Many people are drawn to connection theory because they feel such a lack of meaning and purpose in their lives. They don’t feel their daily lives are contributing anything worthwhile, or living up to their personal ideals and convictions. They sense a disconnect between their lived existence and what they truly, deeply wish for. There might be significant conflicts between their life choices and their personal values. But sometimes, there might not.
One of the most surprising and powerful things we teach is how to recognize and connect with the meaning that is there in their day-to-day life.
Stanford University did an amazing study in the 1990s that launched dozens of similar studies (with the same results). The researchers asked some undergraduate students on spring break to journal about what their most important personal values were; others were asked to write about the good things that had happened to them. When break was over three weeks later, the students who had written about their values were happier, healthier, and more confident about their ability to handle stress.

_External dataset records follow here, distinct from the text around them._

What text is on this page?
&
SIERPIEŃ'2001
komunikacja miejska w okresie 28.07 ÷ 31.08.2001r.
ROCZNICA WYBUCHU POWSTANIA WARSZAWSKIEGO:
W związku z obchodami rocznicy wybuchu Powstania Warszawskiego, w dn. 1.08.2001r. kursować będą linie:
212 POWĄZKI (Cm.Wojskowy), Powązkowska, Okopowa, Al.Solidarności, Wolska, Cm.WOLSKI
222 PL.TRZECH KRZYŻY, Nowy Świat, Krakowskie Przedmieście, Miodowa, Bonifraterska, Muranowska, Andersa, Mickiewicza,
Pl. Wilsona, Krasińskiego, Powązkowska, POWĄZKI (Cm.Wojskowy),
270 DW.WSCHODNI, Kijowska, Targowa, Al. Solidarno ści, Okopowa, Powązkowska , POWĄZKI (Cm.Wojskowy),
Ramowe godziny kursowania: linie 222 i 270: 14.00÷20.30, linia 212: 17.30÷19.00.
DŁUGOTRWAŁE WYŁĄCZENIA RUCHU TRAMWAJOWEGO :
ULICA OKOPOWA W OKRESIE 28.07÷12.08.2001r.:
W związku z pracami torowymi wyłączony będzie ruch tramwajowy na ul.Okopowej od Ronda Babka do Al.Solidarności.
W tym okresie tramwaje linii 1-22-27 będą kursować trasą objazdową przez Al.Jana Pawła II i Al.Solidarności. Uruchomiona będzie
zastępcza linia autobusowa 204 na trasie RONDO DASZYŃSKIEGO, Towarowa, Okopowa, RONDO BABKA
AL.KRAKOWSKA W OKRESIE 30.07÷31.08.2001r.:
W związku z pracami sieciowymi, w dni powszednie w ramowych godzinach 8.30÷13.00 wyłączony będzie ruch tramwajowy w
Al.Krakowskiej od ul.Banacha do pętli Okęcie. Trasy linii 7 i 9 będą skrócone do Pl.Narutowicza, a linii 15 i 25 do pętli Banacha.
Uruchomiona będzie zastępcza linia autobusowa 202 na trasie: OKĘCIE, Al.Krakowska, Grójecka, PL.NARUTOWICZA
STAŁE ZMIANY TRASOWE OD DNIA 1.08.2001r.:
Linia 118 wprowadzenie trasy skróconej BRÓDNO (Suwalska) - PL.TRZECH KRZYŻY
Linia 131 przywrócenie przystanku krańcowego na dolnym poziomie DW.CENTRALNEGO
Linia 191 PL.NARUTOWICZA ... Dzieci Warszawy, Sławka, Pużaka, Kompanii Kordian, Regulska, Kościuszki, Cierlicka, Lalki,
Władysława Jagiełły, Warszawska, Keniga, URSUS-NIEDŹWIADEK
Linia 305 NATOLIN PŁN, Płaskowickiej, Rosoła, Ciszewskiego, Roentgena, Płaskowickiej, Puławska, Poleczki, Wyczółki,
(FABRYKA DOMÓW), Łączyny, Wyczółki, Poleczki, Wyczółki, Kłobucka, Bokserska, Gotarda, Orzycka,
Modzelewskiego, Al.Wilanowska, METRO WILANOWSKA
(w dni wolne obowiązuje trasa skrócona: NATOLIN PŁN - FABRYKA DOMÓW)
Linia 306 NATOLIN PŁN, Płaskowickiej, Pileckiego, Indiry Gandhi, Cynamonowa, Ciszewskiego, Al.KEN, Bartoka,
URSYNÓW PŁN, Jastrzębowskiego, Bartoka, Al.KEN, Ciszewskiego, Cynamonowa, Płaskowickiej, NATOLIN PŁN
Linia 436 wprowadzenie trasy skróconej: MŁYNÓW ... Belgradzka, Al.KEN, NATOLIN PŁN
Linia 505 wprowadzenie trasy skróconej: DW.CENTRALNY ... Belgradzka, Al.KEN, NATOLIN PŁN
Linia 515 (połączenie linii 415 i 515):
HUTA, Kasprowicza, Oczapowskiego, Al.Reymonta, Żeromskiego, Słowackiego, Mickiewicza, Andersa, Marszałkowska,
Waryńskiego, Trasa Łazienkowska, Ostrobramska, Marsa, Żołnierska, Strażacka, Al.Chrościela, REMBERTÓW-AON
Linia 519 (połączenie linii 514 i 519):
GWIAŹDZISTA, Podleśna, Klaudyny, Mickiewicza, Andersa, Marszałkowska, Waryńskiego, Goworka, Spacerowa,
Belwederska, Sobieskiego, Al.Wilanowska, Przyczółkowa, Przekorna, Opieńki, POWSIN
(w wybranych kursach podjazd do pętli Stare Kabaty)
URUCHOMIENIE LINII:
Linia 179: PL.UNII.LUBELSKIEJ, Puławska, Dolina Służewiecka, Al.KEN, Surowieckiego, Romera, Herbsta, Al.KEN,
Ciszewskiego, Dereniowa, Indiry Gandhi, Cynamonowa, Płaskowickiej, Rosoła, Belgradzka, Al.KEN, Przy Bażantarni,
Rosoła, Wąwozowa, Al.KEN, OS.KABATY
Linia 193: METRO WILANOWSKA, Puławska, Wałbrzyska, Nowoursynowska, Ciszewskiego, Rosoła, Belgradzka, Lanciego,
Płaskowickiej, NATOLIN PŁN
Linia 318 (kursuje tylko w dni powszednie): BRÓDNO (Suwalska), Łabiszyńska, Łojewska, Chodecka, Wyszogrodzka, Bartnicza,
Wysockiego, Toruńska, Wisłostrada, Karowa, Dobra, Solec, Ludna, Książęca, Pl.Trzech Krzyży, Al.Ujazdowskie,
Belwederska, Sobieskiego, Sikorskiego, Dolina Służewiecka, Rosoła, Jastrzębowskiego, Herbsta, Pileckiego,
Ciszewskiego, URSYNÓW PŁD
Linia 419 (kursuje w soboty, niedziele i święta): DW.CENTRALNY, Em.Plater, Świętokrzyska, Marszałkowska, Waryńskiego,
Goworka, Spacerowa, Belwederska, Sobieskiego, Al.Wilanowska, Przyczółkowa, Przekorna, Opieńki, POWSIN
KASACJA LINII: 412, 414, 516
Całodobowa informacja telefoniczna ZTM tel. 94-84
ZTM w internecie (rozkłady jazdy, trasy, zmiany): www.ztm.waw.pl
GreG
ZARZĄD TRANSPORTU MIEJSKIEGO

How could this be? The researchers analyzed the journals to see what the kids had been thinking. By reflecting on how their daily activities supported their values, students had gained a new perspective on those activities and choices. Little stresses and hassles, like having to fill out job applications or give younger siblings a lift, were now demonstrations of their values in action–a bold and important step toward their future career, a loving gesture of their commitment to family. Suddenly, their lives were full of meaningful activities. And all they had to do was write about it.
Connecting with meaning starts with connecting to your values. Take a piece of paper and write out what matters most to you. We think you’ll be surprised to see how you’re already putting those values into action each day. And we know you’ll be more fulfilled because of it.